Fort Smith community leaders told MLAs to focus on “the real issue” as they presented their formal response to an independent report on Aurora College commissioned by the territorial government.
Aurora College is headquartered in the town. The report, released in May, recommended the territory close the college in favour of a new, Yellowknife-based polytechnic university, which would retain a Fort Smith campus but end the town’s role as an educational hub.
Since its publication, residents and college staff have taken issue with both the report’s conclusions – which were in places damning, dubbing Aurora College an “institution of last choice” – and its methodology. Local politicians forecast dozens of job losses if the report’s recommendations are followed.
A public meeting featuring the territory’s education minister, Caroline Cochrane, took place in Fort Smith in June. On Tuesday, Fort Smith’s mayor and deputy mayor delivered a formal presentation to MLAs.
“We weren’t there to repeat rhetoric about job losses or community in crisis; we wanted to tackle some of fundamental issues in the review, and some of the problems with the methodology and the research that supports the recommendations,” deputy mayor Kevin Smith told town councillors following the presentation.
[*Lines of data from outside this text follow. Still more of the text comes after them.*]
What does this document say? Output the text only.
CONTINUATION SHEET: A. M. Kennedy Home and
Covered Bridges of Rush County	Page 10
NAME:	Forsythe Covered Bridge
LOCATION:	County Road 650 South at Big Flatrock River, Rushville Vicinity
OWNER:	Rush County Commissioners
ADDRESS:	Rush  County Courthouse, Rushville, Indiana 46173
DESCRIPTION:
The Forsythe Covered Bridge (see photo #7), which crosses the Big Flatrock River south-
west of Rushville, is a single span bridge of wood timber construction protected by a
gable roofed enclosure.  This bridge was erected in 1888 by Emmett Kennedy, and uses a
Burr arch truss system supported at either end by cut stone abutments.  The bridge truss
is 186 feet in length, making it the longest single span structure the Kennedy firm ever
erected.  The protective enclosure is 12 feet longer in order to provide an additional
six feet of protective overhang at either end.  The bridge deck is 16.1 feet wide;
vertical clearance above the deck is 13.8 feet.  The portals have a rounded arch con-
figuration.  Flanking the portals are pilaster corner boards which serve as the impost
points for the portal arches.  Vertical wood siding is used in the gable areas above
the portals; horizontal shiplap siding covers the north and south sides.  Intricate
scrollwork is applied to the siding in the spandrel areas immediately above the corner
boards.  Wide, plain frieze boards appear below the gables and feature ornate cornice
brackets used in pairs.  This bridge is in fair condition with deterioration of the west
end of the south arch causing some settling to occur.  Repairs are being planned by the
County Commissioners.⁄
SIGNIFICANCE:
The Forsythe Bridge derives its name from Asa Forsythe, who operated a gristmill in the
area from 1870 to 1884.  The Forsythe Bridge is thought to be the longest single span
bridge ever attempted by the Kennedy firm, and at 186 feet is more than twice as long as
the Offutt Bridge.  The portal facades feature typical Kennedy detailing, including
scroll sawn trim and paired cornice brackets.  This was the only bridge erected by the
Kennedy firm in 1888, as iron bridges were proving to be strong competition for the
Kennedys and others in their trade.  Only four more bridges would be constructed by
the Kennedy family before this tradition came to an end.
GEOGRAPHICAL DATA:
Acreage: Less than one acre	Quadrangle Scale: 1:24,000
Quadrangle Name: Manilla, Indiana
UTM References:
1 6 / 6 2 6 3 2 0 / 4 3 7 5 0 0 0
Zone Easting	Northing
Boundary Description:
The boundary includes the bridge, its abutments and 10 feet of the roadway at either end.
“Aurora College was probably positioned to be a polytechnic university about 10 years ago and the [education] department has continued to interfere: they fired the board of governors, they’ve suspended programs without consultation, they have stalled the strategic planning process, the department has called for a foundational review.
“So the question we wanted to have [MLAs on the Standing Committee on Social Development] start thinking about is: what is the real issue behind this? Is it the college that’s the issue, or is it the relationship between the department and the college?”
‘Not the end’
The town’s presentation broke its response into themes such as the report’s methodology, post-secondary education trends, impacts on the community if the college headquarters is lost, and what the town termed a “lack of knowledge” in the report’s review of college operations.
Smith characterized the meeting as a “positive discussion,” adding: “We’re still at the beginning of a very long process. This was an opportunity to present some concerns … but it’s by no means the end.”
According to Smith, MLAs themselves had some reservations about the report and its conclusions. (Another formal response to the report, this time from the territorial government and the education minister, is expected in the fall.)
Smith said: “The analogy, I think, was that we’ve started building a large road without understanding where we’re going or how much it’s going to cost – or who’s going to build it.
“Unfortunately, that analogy didn’t go over very well, because the Government of the Northwest Territories has done that a couple of times recently.”